Looking for a quick, cheap but satisfying meal or side dish? Look no further my friends, I’ve got the solution for you: $1.99 parmeasan crusted curry roasted potatoes!
These little babies have sat in my pantry since we moved in without a purpose or plan. Until last night. Last night was their culinary debt, in the perfect I-don’t-feel-like-cooking-but-I-will meal.
Ever have those nights? Sure you do, you’re human…. at least I hope so.
I was thinking herbs and the hubs wanted curry… marriage to the rescue! As a team this duo was better together and was complimented so well by the Parmesan dare I call it a trio?
Potatoes are the perfect food for experimentation, test out any melody of flavors on this canvas and you’re sure to yield spectacular results.

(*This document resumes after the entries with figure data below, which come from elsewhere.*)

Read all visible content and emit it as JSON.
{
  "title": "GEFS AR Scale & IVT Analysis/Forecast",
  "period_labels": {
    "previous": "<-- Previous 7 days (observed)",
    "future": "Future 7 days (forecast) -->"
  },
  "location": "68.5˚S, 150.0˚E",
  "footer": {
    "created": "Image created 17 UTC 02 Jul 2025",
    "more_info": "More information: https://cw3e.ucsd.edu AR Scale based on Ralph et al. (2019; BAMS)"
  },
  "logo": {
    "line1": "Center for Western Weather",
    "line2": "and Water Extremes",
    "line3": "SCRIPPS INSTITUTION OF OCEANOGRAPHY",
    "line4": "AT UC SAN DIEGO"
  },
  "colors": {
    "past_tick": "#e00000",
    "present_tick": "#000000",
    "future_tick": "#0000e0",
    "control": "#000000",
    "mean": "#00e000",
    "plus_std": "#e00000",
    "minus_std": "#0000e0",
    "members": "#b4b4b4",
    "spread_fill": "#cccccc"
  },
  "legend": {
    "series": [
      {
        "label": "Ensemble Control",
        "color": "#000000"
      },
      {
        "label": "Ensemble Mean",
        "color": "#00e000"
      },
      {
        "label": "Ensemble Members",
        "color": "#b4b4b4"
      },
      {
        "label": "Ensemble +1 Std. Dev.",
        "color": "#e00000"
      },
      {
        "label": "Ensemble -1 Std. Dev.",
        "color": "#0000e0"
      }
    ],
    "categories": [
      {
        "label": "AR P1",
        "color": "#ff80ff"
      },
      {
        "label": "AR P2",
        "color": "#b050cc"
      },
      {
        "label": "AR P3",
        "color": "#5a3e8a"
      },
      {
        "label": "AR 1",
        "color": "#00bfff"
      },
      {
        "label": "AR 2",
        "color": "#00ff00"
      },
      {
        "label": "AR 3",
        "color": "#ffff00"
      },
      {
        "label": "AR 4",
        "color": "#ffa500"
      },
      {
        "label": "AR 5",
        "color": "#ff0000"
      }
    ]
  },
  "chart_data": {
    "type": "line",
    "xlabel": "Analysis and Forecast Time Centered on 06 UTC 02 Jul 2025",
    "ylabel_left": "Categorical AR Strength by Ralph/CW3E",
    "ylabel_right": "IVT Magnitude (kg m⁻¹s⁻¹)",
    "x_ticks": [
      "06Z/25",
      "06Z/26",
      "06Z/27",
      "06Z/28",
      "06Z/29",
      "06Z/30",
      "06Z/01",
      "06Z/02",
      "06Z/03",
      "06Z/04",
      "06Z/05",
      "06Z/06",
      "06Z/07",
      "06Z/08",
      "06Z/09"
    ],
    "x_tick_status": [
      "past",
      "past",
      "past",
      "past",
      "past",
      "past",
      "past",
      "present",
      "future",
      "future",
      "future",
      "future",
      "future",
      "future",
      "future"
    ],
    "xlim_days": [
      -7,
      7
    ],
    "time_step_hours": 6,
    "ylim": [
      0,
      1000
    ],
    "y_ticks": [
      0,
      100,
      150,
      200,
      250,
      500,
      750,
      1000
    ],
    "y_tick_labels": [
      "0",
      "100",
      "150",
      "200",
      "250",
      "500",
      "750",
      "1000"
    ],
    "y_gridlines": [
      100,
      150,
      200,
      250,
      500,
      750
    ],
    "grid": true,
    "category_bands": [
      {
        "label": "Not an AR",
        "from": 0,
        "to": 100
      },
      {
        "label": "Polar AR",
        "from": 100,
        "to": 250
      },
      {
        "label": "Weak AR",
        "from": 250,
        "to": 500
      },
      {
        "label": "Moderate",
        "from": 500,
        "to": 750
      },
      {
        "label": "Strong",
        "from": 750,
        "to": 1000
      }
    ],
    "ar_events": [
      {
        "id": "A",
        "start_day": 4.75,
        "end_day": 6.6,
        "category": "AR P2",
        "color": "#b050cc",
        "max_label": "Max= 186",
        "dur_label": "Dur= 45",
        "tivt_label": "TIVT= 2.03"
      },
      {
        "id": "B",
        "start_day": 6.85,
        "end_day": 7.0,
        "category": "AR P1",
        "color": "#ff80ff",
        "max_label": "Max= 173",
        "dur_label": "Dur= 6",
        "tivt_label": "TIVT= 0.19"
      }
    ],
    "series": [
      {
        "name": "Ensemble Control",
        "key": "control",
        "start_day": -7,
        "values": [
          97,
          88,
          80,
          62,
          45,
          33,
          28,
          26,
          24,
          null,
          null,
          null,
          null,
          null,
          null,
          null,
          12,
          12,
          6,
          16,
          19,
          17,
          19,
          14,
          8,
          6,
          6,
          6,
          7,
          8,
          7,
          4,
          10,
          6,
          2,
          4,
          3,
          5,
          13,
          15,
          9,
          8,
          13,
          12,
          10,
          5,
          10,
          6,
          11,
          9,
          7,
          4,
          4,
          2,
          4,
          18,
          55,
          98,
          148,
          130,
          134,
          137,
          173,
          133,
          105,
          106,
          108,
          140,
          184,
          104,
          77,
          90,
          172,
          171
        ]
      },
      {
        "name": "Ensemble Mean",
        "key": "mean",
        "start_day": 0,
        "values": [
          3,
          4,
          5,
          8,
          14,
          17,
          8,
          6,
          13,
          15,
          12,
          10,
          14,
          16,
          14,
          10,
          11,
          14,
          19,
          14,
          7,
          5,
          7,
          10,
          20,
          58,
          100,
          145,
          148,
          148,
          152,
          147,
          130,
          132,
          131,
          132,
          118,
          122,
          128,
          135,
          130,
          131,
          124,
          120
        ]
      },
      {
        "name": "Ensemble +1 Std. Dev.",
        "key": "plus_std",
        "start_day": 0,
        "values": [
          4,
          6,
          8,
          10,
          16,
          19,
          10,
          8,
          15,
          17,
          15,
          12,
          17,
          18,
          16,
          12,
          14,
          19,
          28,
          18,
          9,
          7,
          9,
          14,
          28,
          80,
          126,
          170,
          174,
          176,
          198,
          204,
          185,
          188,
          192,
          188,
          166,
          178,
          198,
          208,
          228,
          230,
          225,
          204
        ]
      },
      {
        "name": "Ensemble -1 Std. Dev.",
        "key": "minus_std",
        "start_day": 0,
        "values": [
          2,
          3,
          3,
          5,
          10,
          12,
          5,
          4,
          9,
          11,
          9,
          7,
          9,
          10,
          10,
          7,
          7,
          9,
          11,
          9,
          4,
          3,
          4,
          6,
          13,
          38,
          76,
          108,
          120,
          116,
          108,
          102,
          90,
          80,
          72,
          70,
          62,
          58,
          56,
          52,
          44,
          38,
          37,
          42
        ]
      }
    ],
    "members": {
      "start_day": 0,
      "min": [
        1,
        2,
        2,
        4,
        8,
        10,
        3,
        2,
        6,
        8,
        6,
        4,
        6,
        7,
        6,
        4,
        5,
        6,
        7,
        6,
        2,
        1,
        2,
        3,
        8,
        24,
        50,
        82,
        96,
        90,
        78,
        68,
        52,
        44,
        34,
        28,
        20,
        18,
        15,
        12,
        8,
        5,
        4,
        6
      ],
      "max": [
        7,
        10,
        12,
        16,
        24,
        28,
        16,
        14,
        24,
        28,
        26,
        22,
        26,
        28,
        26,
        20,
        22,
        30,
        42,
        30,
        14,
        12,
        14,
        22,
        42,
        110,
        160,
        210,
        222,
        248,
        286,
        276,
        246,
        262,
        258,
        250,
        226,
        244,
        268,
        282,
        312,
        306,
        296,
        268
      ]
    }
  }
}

Conclusion: Roast some potatoes with curry, herbs and Parmesan or your own spice blend and start savouring.
Happy hump day!
parmesan crusted curry roasted potatoes
3/4 lb. teeny tiny potatoes, halved
1/2-1 tsp curry powder
1/4-1/2 c. grated Parmesan cheese
1/2-1 tsp kosher salt
freshly ground pepper
1/2 tsp garlic powder
1-2 Tbsp extra virgin olive oil
1 Tbsp oregano, chopped
1/2 Tbsp rosemary, chopped
1/2 Tbsp thyme, chopped
Preheat the oven to 425 degrees. Slice all the potatoes in half, lengthwise. Drizzle on the olive oil and use your hands, or a spatula, to coat them evenly. Then add the curry, garlic powder, salt, pepper and herbs. Toss until evenly coated. Baked for at least 20-30 minutes before stirring about in the oven making sure to get all golden brown. Add the Parmesan and bake for an extra 10 minutes, for a total of about 40-45 minutes.